Hashing is a one way algorithm is used to convert data into a hashed string. It is not possible to get back to the original data from the hashed string. A hashed password would be stored in the database, and when the user tries to login, their input is hashed by the same algorithm. If it matches the one stored on file they are allowed in [26].
It may surprise the reader to learn that even some major businesses have neglected to encrypt passwords and users passwords have been leaked as a consequence. Some notable organisations who have fallen foul of this include the IEEE (2011) [27], Yahoo (2012) and Hotmail (2009) [28]. This makes it particularly easy for an attacker to access people personal information should they find access to the database.

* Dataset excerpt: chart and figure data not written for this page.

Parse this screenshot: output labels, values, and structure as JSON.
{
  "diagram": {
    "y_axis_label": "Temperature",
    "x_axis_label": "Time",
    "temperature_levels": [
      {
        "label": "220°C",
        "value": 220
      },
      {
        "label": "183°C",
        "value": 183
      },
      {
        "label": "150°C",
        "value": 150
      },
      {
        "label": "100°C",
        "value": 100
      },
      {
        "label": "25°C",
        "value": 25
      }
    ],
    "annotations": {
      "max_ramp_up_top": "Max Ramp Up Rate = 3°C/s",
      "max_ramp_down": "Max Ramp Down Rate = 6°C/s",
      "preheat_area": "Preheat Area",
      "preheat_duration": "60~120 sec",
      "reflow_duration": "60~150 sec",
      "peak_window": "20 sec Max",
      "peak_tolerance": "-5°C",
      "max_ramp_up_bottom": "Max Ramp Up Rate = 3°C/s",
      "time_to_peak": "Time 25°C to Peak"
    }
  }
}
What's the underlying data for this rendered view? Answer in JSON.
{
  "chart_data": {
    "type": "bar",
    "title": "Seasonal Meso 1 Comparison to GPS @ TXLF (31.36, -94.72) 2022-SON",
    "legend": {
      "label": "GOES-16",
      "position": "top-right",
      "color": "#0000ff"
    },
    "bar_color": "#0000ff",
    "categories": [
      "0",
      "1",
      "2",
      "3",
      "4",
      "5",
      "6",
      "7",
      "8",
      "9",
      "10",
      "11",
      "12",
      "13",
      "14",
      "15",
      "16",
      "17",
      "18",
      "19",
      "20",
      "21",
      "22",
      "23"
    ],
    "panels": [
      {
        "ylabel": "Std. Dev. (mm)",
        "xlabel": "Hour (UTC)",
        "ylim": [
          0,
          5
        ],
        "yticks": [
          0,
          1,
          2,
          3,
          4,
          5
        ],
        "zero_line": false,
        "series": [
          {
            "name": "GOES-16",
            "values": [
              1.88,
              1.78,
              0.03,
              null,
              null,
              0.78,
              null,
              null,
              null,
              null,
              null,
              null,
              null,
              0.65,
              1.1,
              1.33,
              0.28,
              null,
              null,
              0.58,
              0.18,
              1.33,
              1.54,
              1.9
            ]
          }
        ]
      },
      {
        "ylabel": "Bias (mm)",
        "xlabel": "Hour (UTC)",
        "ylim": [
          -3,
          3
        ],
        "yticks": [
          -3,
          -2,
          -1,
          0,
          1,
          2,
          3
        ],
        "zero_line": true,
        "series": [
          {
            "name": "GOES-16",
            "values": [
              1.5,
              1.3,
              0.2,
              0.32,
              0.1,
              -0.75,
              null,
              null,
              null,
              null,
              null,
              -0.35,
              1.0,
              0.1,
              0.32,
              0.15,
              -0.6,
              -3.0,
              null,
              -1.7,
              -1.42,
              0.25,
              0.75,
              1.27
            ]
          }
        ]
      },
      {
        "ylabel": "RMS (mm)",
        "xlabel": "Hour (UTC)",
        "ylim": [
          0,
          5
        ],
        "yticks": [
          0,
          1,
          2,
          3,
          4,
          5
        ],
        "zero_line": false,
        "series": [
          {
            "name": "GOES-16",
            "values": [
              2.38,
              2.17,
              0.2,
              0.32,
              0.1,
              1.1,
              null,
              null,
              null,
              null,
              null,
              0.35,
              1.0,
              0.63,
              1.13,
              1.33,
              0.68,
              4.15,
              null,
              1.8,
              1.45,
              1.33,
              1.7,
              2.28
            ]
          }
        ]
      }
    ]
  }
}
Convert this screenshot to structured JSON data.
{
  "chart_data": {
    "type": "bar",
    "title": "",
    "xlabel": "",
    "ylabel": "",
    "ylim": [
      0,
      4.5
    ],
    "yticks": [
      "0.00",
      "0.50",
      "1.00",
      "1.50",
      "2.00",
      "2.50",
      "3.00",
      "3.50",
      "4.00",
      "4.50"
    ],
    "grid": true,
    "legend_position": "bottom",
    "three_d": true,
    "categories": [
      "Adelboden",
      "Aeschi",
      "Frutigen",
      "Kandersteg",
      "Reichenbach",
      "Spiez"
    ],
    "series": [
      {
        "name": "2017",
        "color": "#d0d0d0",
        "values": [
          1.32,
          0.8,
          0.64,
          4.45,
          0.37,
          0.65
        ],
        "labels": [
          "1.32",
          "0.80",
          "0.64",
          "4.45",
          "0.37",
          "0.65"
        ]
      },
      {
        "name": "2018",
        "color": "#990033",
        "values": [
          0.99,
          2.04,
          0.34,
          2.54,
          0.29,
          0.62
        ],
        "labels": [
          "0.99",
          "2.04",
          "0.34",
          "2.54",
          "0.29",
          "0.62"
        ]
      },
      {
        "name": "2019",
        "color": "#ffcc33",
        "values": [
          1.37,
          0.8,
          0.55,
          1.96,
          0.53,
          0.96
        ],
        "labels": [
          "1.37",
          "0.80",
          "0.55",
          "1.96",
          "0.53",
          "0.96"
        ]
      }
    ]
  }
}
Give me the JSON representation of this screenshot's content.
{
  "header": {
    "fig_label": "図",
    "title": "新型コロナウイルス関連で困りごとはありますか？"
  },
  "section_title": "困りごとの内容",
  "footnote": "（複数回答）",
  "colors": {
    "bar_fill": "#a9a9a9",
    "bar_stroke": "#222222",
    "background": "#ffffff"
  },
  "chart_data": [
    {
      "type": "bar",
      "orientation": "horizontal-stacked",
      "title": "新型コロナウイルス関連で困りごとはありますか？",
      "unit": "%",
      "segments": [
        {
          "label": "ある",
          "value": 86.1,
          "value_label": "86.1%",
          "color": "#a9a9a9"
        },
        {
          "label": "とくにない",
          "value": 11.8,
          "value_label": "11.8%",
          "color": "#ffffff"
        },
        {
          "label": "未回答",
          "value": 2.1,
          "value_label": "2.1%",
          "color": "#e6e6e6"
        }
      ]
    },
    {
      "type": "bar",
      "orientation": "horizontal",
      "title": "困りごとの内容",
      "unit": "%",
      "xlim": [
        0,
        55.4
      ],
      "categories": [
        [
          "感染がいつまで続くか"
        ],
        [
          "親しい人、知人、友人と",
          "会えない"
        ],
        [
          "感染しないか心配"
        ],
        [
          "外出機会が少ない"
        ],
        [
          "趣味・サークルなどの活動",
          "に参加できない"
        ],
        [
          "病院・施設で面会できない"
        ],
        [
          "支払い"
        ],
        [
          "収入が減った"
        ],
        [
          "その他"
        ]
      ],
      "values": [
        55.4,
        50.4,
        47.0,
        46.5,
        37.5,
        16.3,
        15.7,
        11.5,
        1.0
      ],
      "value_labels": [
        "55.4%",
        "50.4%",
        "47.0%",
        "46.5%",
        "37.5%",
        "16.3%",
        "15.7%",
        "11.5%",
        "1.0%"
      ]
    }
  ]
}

While the methods in this section are strong, they still have vulnerabilities. Suppose an attacker gets hold of the private key, they would be able to decrypt all data being transmitted.
It is expected in the not too distant future a new technology (a quantum computer) would be able to break 2048-bit RSA encryption 8 hours. While this isn’t a threat now, there is a risk that once a computer is capable of breaking RSA in such a short period of time RSA would no longer be a useful form of encryption. Should this be the case, we would need newer and faster algorithms to encrypt our data [29].
Returning to hashing, as discussed in the previous subsection. While it is not possible to reverse the algorithm, there is still a vulnerability. Suppose an attacker got hold of a list of hashed passwords, and knew the algorithm used. They could uncover the passwords by brute force. If the attacker hashed all possible commbinations, and for each output checked the list of hashed strings, whenever they find a match they would know that they have found the password used to generate that hash. By doing this they would be able to slowly crack a list of hashed passwords [30].
In this report, we have considerd a selection of key encryption methods, some of which are in use today, and some of which are no longer sufficiently secure.
It is clear that over time, as computers get faster and more advanced, existing encryption methods become easier to crack. However, at a similar rate more layers of complexity can be added to existing methods without increasing computation time, more methods can be strung together, and methods emerge.
It is likely that for the forseeable future the encryption landscape will remain the same, with algorithms being phased out and replaced by newer algorithms, and keys getting longer, as computers get faster. It is likely that the only significant encryption vulnerabilities will arise from poor practice, and failing to encrypt data.
However, there is a concern that if a fully working quantum computer could be developed too soon, keys could be cracked too quickly. It is possible that standard non-quantum computers would be unable encrypt data with sufficiently long keys using the current methods without adding significant time overheads. If this were to happen, it wouldn’t spell an end to secure communication, however it would make the tradeoff between security and efficiency more obvious.